Railroad Company v. Rock

71 U.S. 177 | SCOTUS | 1867

71 U.S. 177

18 L.Ed. 381

4 Wall. 177

RAILROAD COMPANY
v.
ROCK.

December Term, 1866

THIS was a motion by Mr. Templin to dismiss a writ of error to the Supreme Court of Iowa, issued under the twenty-fifth section of the Judiciary Act, which gives authority to the Supreme Court of the United States to review final judgments in the highest court of a State 'where is drawn in question the validity of a statute of or an authority exercised under any State, on the ground of their being repugnant to the Constitution of the United States, and the decision is in favor of such validity; or where is drawn in question the construction of any clause of the Constitution, &c., of the United States, and the decision is against the title, right, &c., specially set up or claimed under such clause.'

The case was thus:

Rock, on behalf of himself and the other resident taxpayers of Iowa County, filed his bill in the proper State court against the Missouri and Mississippi Railroad Company, plaintiff in error, and Wallace, county judge of the said county. He prayed that certain bonds, purporting to be the bonds of the County of Iowa, which he alleged to be then in the possession of the plaintiff in error, should be declared void, and that plaintiff should be enjoined from negotiating them; and that the county judge should be enjoined from levying or collecting any tax to pay said bonds or the interest on them.

The bill of complainant asked for relief on two grounds:

1. That the county judge disregarded the requirements of a certain statute set forth in the bill, in the submission to the vote of the people of the question of issuing the bonds.

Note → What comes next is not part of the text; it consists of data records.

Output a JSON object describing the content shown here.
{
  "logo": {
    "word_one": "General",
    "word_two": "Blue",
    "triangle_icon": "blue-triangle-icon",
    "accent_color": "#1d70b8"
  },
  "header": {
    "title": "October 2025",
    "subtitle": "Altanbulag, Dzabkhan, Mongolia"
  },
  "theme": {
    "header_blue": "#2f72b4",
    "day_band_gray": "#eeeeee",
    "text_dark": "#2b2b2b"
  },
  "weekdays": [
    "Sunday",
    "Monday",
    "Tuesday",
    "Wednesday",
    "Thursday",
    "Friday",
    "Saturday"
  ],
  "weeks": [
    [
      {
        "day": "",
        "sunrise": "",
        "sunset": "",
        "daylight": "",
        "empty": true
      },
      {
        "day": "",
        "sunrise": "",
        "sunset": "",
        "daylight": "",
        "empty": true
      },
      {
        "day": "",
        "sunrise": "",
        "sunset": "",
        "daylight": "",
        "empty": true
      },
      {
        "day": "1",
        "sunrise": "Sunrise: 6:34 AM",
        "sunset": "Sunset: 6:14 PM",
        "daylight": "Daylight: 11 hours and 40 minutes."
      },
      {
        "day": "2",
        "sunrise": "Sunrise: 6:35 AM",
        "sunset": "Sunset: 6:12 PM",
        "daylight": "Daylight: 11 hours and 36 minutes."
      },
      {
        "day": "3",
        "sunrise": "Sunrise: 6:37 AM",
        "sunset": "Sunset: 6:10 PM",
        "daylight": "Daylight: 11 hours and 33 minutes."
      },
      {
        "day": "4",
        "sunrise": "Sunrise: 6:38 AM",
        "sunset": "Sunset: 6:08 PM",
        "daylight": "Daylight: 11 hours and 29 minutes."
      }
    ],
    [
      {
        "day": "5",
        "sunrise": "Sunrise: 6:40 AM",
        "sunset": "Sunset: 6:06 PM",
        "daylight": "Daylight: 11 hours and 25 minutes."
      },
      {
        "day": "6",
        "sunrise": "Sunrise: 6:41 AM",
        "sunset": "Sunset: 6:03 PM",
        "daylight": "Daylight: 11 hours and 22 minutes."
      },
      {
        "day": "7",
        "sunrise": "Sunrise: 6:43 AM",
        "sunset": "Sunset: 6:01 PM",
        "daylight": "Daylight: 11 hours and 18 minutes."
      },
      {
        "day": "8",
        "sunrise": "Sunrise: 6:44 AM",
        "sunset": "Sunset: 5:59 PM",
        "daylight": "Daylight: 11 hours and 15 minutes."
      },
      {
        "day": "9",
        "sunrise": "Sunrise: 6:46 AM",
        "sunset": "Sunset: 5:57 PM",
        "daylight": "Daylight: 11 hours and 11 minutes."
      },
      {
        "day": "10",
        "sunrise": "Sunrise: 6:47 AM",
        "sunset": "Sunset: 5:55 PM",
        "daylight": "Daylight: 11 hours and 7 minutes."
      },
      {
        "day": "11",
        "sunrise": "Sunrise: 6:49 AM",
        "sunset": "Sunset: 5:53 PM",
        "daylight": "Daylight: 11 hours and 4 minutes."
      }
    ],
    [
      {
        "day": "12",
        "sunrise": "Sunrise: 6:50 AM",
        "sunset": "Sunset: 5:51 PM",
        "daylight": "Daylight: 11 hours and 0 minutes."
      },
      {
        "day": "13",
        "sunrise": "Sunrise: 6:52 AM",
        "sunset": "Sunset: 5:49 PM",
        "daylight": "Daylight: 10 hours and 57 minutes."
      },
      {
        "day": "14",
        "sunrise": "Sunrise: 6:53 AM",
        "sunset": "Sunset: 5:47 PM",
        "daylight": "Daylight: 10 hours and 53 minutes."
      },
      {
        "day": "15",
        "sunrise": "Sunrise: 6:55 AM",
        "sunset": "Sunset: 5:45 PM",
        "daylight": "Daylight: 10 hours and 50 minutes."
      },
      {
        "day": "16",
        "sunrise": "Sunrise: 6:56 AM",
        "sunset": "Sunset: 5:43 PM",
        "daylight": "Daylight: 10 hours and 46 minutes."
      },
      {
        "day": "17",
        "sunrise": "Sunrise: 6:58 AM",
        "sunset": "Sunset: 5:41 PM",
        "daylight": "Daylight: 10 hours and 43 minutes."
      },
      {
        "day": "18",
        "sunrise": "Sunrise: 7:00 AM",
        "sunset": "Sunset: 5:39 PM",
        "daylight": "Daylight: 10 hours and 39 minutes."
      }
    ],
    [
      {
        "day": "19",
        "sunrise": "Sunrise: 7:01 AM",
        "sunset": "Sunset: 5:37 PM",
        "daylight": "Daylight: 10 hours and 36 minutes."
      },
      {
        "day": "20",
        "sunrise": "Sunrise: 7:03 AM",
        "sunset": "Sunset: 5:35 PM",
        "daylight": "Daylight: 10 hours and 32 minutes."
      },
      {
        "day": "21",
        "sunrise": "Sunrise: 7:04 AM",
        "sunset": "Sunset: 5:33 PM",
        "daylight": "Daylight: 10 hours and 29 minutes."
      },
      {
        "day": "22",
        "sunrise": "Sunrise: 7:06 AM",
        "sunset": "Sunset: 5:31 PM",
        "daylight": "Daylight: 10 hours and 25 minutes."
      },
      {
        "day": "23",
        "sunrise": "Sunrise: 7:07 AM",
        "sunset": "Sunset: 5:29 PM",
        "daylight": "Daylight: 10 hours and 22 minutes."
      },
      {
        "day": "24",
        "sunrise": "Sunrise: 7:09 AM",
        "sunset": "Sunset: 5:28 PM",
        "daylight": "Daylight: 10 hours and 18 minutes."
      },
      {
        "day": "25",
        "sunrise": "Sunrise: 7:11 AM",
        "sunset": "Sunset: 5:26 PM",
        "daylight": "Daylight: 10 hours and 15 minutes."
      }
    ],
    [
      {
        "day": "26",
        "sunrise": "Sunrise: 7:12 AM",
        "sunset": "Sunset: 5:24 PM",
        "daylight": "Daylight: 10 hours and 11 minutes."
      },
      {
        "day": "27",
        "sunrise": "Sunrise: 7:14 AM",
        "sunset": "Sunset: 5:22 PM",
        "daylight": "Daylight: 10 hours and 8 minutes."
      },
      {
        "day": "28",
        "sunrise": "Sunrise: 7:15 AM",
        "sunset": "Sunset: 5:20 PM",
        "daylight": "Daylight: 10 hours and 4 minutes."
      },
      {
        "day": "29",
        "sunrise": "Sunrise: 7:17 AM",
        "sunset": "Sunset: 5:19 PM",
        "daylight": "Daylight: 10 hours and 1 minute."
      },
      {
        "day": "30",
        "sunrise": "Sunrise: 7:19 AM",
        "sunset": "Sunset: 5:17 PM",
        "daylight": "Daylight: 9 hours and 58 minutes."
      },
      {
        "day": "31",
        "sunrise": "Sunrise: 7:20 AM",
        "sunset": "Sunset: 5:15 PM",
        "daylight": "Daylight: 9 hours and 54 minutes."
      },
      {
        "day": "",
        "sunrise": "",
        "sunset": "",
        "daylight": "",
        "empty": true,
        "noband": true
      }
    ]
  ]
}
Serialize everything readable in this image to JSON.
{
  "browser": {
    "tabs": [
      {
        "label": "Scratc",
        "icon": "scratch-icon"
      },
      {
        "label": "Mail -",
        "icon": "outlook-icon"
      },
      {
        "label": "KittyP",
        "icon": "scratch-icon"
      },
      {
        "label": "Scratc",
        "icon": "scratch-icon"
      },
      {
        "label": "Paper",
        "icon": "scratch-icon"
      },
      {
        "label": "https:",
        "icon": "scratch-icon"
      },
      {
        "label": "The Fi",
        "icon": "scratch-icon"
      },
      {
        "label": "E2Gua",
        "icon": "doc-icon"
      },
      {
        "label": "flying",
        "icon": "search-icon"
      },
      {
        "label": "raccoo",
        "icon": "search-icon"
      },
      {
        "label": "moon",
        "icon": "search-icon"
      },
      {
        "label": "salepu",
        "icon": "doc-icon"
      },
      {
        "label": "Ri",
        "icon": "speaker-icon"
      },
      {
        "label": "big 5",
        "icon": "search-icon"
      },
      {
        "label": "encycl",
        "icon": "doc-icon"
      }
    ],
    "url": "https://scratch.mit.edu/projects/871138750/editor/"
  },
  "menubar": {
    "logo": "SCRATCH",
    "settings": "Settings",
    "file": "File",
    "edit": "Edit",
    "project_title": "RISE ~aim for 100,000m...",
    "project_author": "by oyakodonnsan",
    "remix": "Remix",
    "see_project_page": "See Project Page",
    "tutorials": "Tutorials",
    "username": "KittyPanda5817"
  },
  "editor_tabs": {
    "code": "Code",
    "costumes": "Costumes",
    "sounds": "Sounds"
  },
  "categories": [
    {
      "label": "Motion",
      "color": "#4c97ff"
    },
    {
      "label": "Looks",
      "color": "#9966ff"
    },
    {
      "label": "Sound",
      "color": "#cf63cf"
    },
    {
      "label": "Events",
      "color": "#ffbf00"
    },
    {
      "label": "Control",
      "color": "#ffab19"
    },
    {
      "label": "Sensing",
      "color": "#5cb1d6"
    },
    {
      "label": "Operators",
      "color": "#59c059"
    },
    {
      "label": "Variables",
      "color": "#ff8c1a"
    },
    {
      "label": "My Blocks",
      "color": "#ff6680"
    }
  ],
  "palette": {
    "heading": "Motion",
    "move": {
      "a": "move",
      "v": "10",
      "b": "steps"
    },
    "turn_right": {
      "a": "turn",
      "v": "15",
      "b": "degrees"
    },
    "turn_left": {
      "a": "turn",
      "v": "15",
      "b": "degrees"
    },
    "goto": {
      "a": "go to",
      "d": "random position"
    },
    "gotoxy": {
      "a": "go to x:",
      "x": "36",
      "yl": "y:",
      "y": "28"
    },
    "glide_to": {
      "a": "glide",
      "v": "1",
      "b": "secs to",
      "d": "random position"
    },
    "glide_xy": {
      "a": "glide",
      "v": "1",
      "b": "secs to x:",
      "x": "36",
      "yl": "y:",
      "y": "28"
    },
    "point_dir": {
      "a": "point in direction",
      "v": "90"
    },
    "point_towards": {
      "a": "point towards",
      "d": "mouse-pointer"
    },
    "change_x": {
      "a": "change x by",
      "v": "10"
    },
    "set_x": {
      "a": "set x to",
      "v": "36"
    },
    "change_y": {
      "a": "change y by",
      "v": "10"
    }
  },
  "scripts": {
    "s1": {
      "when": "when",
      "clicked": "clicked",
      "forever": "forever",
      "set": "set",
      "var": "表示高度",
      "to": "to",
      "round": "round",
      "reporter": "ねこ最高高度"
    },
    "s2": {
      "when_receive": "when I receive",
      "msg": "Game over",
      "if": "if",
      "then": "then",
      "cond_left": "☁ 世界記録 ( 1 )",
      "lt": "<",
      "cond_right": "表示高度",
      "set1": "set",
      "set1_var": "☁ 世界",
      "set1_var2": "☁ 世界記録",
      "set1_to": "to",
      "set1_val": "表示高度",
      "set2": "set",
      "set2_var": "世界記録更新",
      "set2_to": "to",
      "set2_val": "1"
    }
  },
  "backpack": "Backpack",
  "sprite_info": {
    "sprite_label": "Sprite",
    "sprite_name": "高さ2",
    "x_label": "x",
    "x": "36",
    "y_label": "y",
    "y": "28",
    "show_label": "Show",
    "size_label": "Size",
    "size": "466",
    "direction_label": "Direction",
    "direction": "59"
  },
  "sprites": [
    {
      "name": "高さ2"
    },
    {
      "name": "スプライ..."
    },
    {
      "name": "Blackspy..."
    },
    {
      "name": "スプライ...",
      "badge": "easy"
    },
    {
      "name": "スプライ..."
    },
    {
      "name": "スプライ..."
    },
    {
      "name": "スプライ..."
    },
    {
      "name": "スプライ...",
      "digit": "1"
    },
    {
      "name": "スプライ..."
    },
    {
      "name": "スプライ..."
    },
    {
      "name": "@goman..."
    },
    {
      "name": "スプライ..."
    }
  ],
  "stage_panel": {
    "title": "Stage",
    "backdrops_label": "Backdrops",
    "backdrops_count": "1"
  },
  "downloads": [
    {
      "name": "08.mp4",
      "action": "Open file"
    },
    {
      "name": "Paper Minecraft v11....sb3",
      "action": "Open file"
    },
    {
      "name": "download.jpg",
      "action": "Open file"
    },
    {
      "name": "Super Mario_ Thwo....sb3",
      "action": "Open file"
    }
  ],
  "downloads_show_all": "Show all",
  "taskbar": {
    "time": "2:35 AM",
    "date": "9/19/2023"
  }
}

2. That the county judge and the Railroad Company, to whom they were first issued, were guilty of fraud in the issue of the bonds.

The court decreed as prayed by Rock, and the Railroad Company appealed to the Supreme Court of Iowa, which affirmed that decree.

More than two years after this affirmance, the chief justice of that court certified that, upon the hearing in that case, there was drawn in question:

1. The validity of the Constitution of the State of Iowa as being repugnant to the Constitution of the United States.

2. That clause of the Constitution of the United States which provides that no State shall pass any law impairing the obligation of contracts.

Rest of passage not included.